Problems with no apparent cause really drive me up the wall. A customer called me with an issue that had no rhyme or reason for existing. A group of phones at one site were not able to make outbound calls. They were receiving calls from the PRI and were able to call other extensions with no problems. Other phones that were using the same route patterns and gateways were able to call with no issues. Troubleshooting the route pattern at the phone showed the digits landing on the gateway but a fast busy right after that. It wasn’t until I drilled into things with my new favorite command debug isdn q931 that I found the real problem. It looked something like this (numbers obscured):
Calling Party Number i = 0x0081, 'XXXX' Plan:Unknown, Type:Unknown Called Party Number i = 0x80, 'XXXXXXXXXXX' Plan:Unknown, Type:Unknown Sending Complete ISDN Se0/0/0:23 Q931: RX <- RELEASE_COMP pd = 8 callref = 0x9F Cause i = 0x82E404 - Invalid information element contents
Hmmm. Guess it’s off to Google. Then I found this post from the Cisco VOIP Mailing list. And after implementing a quick fix, everything turned out fine. So what happened?

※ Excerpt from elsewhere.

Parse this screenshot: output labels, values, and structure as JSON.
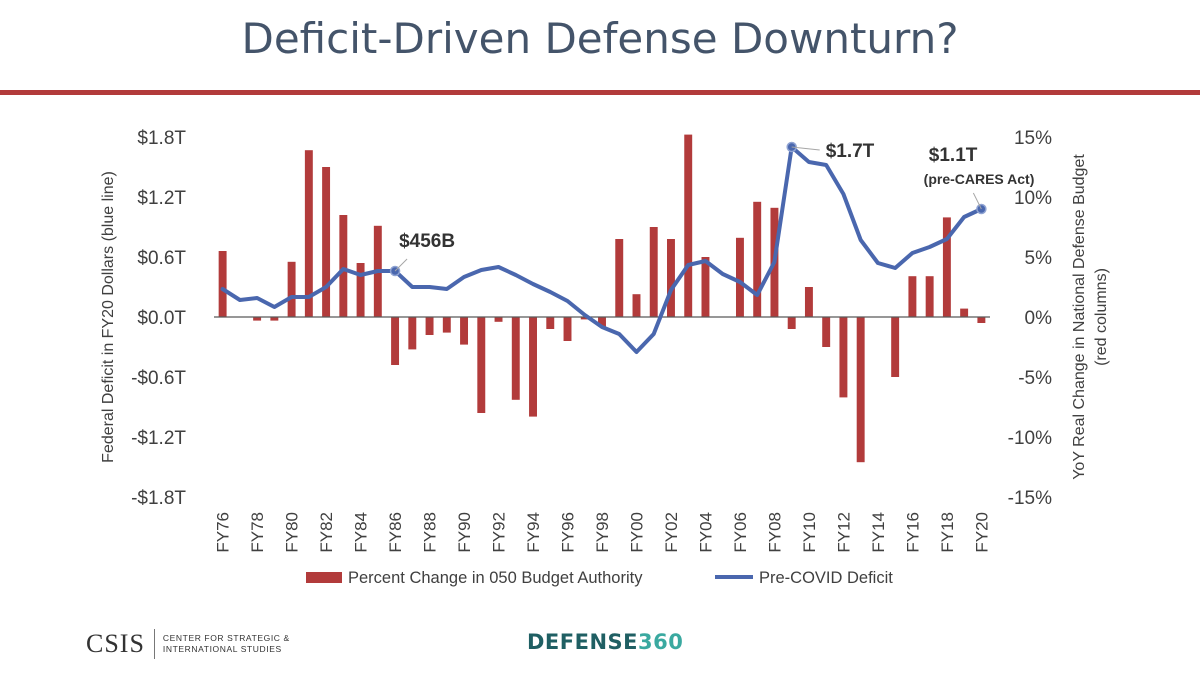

This particular site was the first time I used this excellent guide on rewriting outbound caller ID with Calling Party Transform Masks as opposed to doing it on the Route Lists or the Route Patterns. In my haste to import all the phones, I missed a critical group of phones in my transform mask set. As such, they weren’t sending a full 10-digit number to the PRI and the provider was rejecting the call. I’ve never had this happen before, as I see customers that only send 4 digits to the PSTN sometimes. I can see the allure of not allowing less than 10 digits on the PRI as a final check to ensure your station ID is correct for things like emergency services and I like that idea a lot better than the provider just overwriting your station ID without warning.
In the end, all is well and I now know where to track the issue down again. Hopefully others might find this post enlightening.